Après Jdeidé, Kaslik...
La chaîne des explosions renforce les liens entre les régions

De Raouché au Saint-Georges, à Jdeidé; puis, Kaslik... (la liste demeure ouverte), la chaîne des explosions terroristes grandit tous les jours d’un maillon, ce qui renforce l’unité des Libanais, puisque les prenant tous pour cibles, sans exception et les mettant devant un choix, désormais, clair: souveraineté ou sécurité, les deux ensemble étant estimées comme un don trop généreux et immérité.

photo Voiture calcinée et débris jonchant la rue principale de New Jdeidé.

photo Les habitants du quartier sont tous descendus dans la rue pour inspecter les dégâts.

Grenades sonores à Aley et Choueifate, rafales de tirs et bombes fictives annoncent, paradoxalement, une période heureuse, dont nul ne doute plus.
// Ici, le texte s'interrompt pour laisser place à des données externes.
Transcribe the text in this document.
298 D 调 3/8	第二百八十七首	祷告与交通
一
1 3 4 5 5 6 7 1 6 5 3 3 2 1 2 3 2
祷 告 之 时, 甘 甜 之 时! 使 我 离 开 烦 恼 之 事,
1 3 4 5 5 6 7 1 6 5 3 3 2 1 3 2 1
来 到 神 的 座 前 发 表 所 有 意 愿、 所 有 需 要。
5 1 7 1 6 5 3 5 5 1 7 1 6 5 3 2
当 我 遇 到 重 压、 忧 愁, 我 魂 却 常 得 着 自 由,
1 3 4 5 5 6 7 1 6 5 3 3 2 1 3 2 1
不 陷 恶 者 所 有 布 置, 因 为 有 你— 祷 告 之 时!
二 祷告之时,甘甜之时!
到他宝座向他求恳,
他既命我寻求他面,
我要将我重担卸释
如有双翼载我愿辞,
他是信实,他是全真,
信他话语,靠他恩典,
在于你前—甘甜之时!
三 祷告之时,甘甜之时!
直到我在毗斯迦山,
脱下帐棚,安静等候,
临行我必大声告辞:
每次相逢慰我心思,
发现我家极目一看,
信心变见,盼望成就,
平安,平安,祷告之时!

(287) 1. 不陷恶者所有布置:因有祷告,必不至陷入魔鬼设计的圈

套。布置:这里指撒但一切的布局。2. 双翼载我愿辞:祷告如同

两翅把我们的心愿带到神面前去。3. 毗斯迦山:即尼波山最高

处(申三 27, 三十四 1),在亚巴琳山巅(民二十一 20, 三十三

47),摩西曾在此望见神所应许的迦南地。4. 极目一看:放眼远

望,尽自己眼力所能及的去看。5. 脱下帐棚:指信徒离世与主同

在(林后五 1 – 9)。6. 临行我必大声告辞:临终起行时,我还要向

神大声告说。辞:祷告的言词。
Toujours est-il que cette période de transition marquant le passage de l’occupation à la liberté, reste frappée au sceau du terro-risme qui refuse de lâcher prise, inscrivant sur le tensiomètre du pays ses derniers soubresauts d’agonisant. Ainsi, les dernières explosions en date, ont eu lieu de nuit, l’une dans la rue passante et commerçante de New-Jdeidé; l’autre, à Kaslik, au centre commercial “Altavista”.

photo L’immeuble devant lequel était mise la charge explosive de Jdeidé.
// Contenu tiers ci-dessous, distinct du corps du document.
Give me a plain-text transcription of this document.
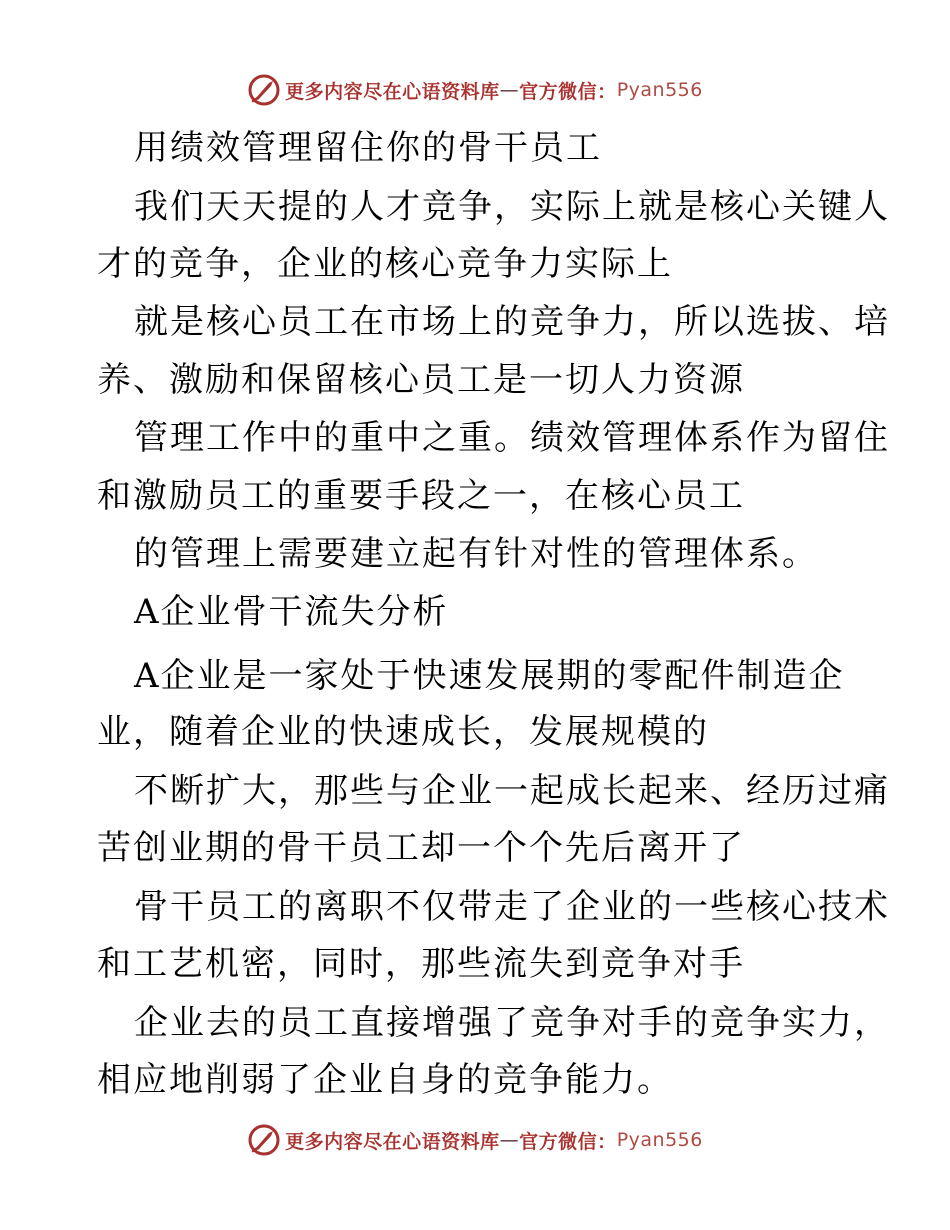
更多内容尽在心语资料库 — 官方微信： Pyan556
用绩效管理留住你的骨干员工
我们天天提的人才竞争，实际上就是核心关键人
才的竞争，企业的核心竞争力实际上
就是核心员工在市场上的竞争力，所以选拔、培
养、激励和保留核心员工是一切人力资源
管理工作中的重中之重。绩效管理体系作为留住
和激励员工的重要手段之一，在核心员工
的管理上需要建立起有针对性的管理体系。
A企业骨干流失分析
A企业是一家处于快速发展期的零配件制造企
业，随着企业的快速成长，发展规模的
不断扩大，那些与企业一起成长起来、经历过痛
苦创业期的骨干员工却一个个先后离开了
骨干员工的离职不仅带走了企业的一些核心技术
和工艺机密，同时，那些流失到竞争对手
企业去的员工直接增强了竞争对手的竞争实力，
相应地削弱了企业自身的竞争能力。
更多内容尽在心语资料库 — 官方微信： Pyan556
photo Véhicule endommagé par l’explosion.

Des messages, certes, forts puisque criminels, que les cerveaux qui les orchestrent, cherchent à envoyer à une population fatiguée par trente ans d’occupation et un peu moins, de combats. Une tentative de déstabiliser la sécurité et de semer à nouveau la frayeur dans le cœur des Libanais plus révoltés que jamais.

photo Des effectifs de la Croix-Rouge réconfortant cette femme fortement secouée par l’horreur.

photo Un des trois victimes de l’attentat de Kaslik.

Dans la nuit du vendredi à samedi, il est minuit trente passé, quand une explosion terrifiante brise la nuit de la banlieue beyrouthine de Jdeidé. La façade du premier étage de l’immeuble “Horizon” est soufflée. Les vitres des immeubles avoisinants volent en éclats et de nombreuses personnes sont blessées pendant leur sommeil. Onze blessés sérieux: Carine, Samira, Marlène, Sabrine Sleimane et Nour Médawar sont transportées à l’hôpital Al-Arz; Nohad Nehmé et Elie Hassoun, à l’hôpital Saint-Joseph; Georgette Bitar, Zaher Roustom et Sarkis Ohanessian à l’hôpital Haroun; Elie Nehmé à l’hôpital Abou-Jaoudé; alors que les secouristes de la Croix-Rouge soignent sur place trente-quatre blessés atteints par des bris de verre.

photo Un des trois victimes de l’attentat de Kaslik.

photo Le député Mansour el-Bone, l’un des premiers à se trouver sur place.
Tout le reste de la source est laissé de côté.